Hello all, I would like a reality check regarding our tech stack and if I’m the one with the wrong expectations. I’ll try to formulate the situation as neutral as possible, but forgive me my bias. Here’s the state:
I work at a Series A fintech company in Europe, mainly on the backend. I did Frontend in the past and would consider myself a Fullstack dev, but have focused on the Backend for the last years.
I joined one year ago, the backend codebase was started roughly 9 months before that by a team of 3 devs. The company focused on hiring senior developers with a lot of industry experience in the beginning (and we only did hire 1 junior and a few mids after that), all of the starter devs have 10+ years industry experience. The CTO had leadership experience of 100+ people. Some of the starting devs are running media content about programming, best practices, etc. CTO has Go experience, rest not very much.
The codebase is built in Go following Clean Architecture using a variety of tools, here’s what they are and what they do:
- Goa: Design first specification of APIs, generates types and interfaces. Just used for HTTP at the moment.
- Gorm: On the database end of the stack we us Gorm as the ORM.
- Wire: DI management framework, We specify what provides dependencies and then wire generates files to link them all up to those that need them. No one in the company really understands it, and everyone hates it.
In general we rely a lot on code generation. Clients for the frontend are generated as well. The layers are also separated. Meaning for each entity we have a “model”, as well as a database implementation and one or more things on the API side. This results in mappers that map: database ↔ “model” ↔ API payload/response.
One of my first PRs was to add a field to the database, model and return it in the API. It took me multiple days to do this and the PRs doing things like that are always ~40 files big. Usually you need to actually touch 5-10 files, mappers, etc. and the rest are generated. PR reviews are not pleasant because of that. After 1 year in that codebase this task would take me 2-3 hours today. It took me 30 minutes on backends I worked before. If this additional field would require to add a new (existing) dependency to the code it will take ~1 day, because wire complicates this by a lot and the codebase is already coupled a lot.
Our business logic is captured in usecases that are called by the service that fulfils the HTTP requests. Refactorings / changes in there, that don’t change any inputs are usually quite easy, because you’re just touching the inside logic. But again, if you need to include another package (could be a domain or a service) that needs to be DIed it will take additional hours or days.
Features that are not adding small stuff to existing things, are usually in the realm of weeks because of all the setting up required in Goa, Gorm, wire and the architecture in general.

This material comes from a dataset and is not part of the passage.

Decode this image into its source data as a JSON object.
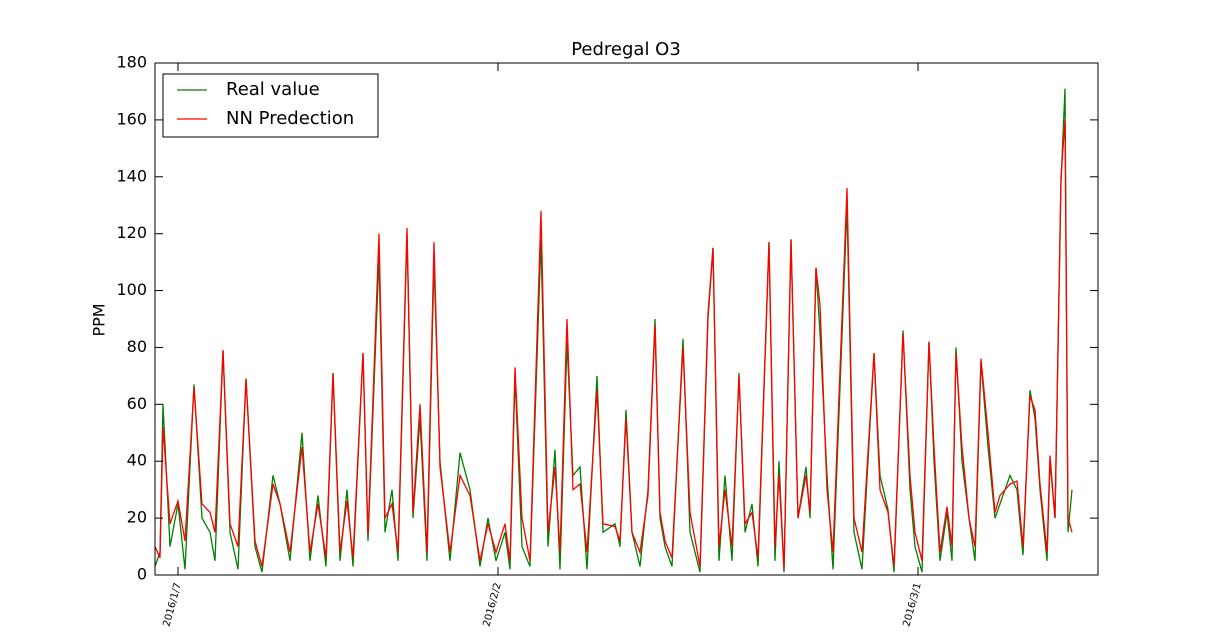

The first half year I was under the assumption that I just didn’t get the elaborate structure and features that our codebase had. The further I dug I found that even the developers that created the codebase are unhappy with it, and it’s considered to be a mess generally by all other developer as well.
Since I joined we’re pretty constant with the numbers of engineers which are 11-13, plus 2 EMs and 1 Head of Dev, CTO has left half a year ago. One of the engineers has worked with Go previously.
In the year I’ve been working on it, nothing from an architecture perspective changed, besides other developers introducing event sourcing for one model, that makes everything that relies on this model more complicated in my opinion. Also the codebase became even more coupled, just by adding features.
The business is largely unhappy with the speed we can deliver features. I am as well. It is very unsatisfying to take hours or days to deliver very little. We increased the delivery speed in the last weeks and months at the behest of business leadership but using hacks on top of hacks to deliver at an increased (still slow) speed.
I understand startup pressure is always high and that we will go out of business if we don’t deliver, which is used as a justification why we ended up with this messy codebase. But I have a hard time piecing together why this stack was chosen at the first place, because everything is basically custom, you can’t just google solutions. Also we had very experienced senior engineers building this codebase. It would be another thing if the codebase state was terrible after almost 2 years into a startup if it had been build by a squad of university grads. Connecting the dots between “super experienced starting team” and the state we are in, is where I have a hard time. We’re not building tech platforms or AI models, we’re implementing business logic and flows.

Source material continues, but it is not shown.